Caroline Lucas, the Green Party MP, has attracted some ridicule for suggesting that there should be a cabinet composed entirely of women, the better to deal with Brexit.
Anyone who was educated in a convent boarding school would see nothing whatsoever to ridicule in a governing body entirely composed of women.
Some of those old-style nuns could have commanded a battlefield without moving a muscle. I have known Mother Superiors who could quell a regiment with just one stern look.
Cabinet government would have been no trouble to them at all.
Nuns come in for a fair amount of flak these days – and, as in any community, there would be flawed characters in any sisterhood – but they were often remarkably capable women who, in effect, ran great estates.
Those who founded religious orders – from St Bridget of Sweden to Mother Mary Aikenhead, from Mary Ward to the formidable Mother Teresa of Calcutta – were women of iron will and a driving sense of purpose.
A witness who watched Mother Teresa encounter Margaret Thatcher remarked: “It was steel meets steel!”
Mary Martin, who founded the dynamic Medical Missionaries of Mary, set out to deliver medical care to all of Africa, and arranged for nun-doctors to fly their own aircraft in that endeavour.
So us convent girls would say to Ms Lucas: “You want a cabinet of women? Bring it on!”
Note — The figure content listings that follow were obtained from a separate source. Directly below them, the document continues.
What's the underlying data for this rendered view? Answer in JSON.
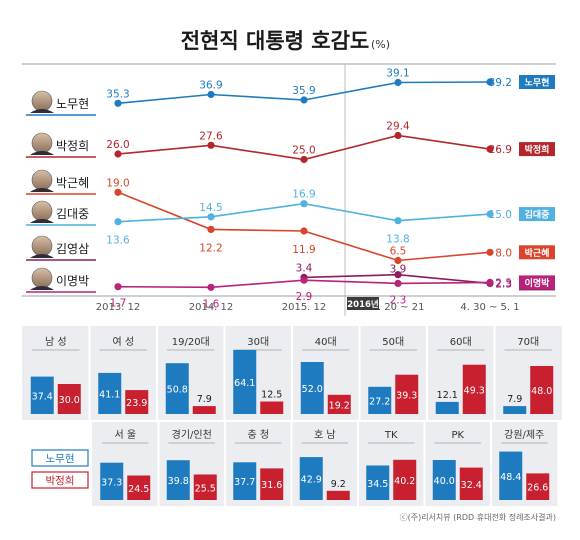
{
  "title": "전현직 대통령 호감도",
  "unit": "(%)",
  "source": "ⓒ(주)리서치뷰 (RDD 휴대전화 정례조사결과)",
  "colors": {
    "roh": "#1f7bc0",
    "park_jh": "#b5262c",
    "park_gh": "#d9442a",
    "kim_dj": "#4fb1df",
    "kim_ys": "#8c1c5f",
    "lee": "#b8237a",
    "bar_blue": "#1f7bc0",
    "bar_red": "#c8202f",
    "panel_bg": "#ecedf0"
  },
  "chart_data": [
    {
      "type": "line",
      "x": [
        "2013. 12",
        "2014. 12",
        "2015. 12",
        "4. 20 ~ 21",
        "4. 30 ~ 5. 1"
      ],
      "x_marker": "2016년",
      "series": [
        {
          "name": "노무현",
          "key": "roh",
          "values": [
            35.3,
            36.9,
            35.9,
            39.1,
            39.2
          ]
        },
        {
          "name": "박정희",
          "key": "park_jh",
          "values": [
            26.0,
            27.6,
            25.0,
            29.4,
            26.9
          ]
        },
        {
          "name": "박근혜",
          "key": "park_gh",
          "values": [
            19.0,
            12.2,
            11.9,
            6.5,
            8.0
          ]
        },
        {
          "name": "김대중",
          "key": "kim_dj",
          "values": [
            13.6,
            14.5,
            16.9,
            13.8,
            15.0
          ]
        },
        {
          "name": "김영삼",
          "key": "kim_ys",
          "values": [
            null,
            null,
            3.4,
            3.9,
            2.3
          ]
        },
        {
          "name": "이명박",
          "key": "lee",
          "values": [
            1.7,
            1.6,
            2.9,
            2.3,
            2.5
          ]
        }
      ]
    },
    {
      "type": "bar",
      "categories": [
        "남 성",
        "여 성",
        "19/20대",
        "30대",
        "40대",
        "50대",
        "60대",
        "70대"
      ],
      "series": [
        {
          "name": "노무현",
          "values": [
            37.4,
            41.1,
            50.8,
            64.1,
            52.0,
            27.2,
            12.1,
            7.9
          ]
        },
        {
          "name": "박정희",
          "values": [
            30.0,
            23.9,
            7.9,
            12.5,
            19.2,
            39.3,
            49.3,
            48.0
          ]
        }
      ]
    },
    {
      "type": "bar",
      "categories": [
        "서 울",
        "경기/인천",
        "충 청",
        "호 남",
        "TK",
        "PK",
        "강원/제주"
      ],
      "series": [
        {
          "name": "노무현",
          "values": [
            37.3,
            39.8,
            37.7,
            42.9,
            34.5,
            40.0,
            48.4
          ]
        },
        {
          "name": "박정희",
          "values": [
            24.5,
            25.5,
            31.6,
            9.2,
            40.2,
            32.4,
            26.6
          ]
        }
      ]
    }
  ]
}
However, when we get down to the detail, you’d still have to select the right candidate – as you would with any bunch of chaps.
In Northern Ireland, three women were entrusted to run the province in recent times: Arlene Foster, Michelle O’Neill and Karen Bradley. They ended up barely on speaking terms, and Ms Bradley, appointed by Theresa May, earned herself a reputation for cluelessness, after admitting she didn’t realise Nationalists and Unionists voted differently.
So first off, Ms Lucas: choose your women!
***
A recent report claimed that “Facebook” friends can be better than real neighbours. Surely not: a good neighbour is a godsend – we are enjoined to “love our neighbour”, since we often need them.
But electronic media can keep people in touch, and bring old friends together. An 82-year-old pal told me that she is now in contact with friends and acquaintances she hadn’t seen in years – because Facebook has linked them up.
Sometimes social media can also facilitate actual reunions too. Thus I joined a lunch last week of a group of feminists I had known forty years ago, which was fun.
In our youth we had many differences: the Marxists versus the Catholics, the “ameliorists” versus the revolutionaries. But in the senior years, so much of these adversarial stances just slip away.
We agreed that we get more tolerant with age. Maybe because we have seen that everyone has their private struggles, their crosses, their challenges – and you don’t always know what personal anguish any other person may be going through.
And I guess that realisation only comes with experience.
***
During the month of August, I’m offering a weekly poem short enough to accord with the age of Twitter. Adam Lindsay Gordon wrote his philosophy of life, “Life is Mostly Froth and Bubble”, in just 38 words: the last four lines entered the English language as a counsel of kindness.
Question not, but live and labour Till yon goal be won, Helping every feeble neighbour, Seeking help from none; Life is mostly froth and bubble, Two things stand like stone, Kindness in another’s trouble, Courage in your own.
Lindsay Gordon led an adventurous, troubled and finally tragic life, dying by his own hand in 1870 aged 36.
He was born of Scottish parents and went to Australia to join the mounted police, but quit a steady career to become a horse-breaker, steeple-chaser and sheep-farmer.
He admitted to a streak of “fecklessness” in his character but he also had bad luck: he met with accidents, loss of fortune, his wife left him and his only child died.
His poetry didn’t sell in his lifetime, but he gathered followers after his death and is accorded a place at Westminster Abbey.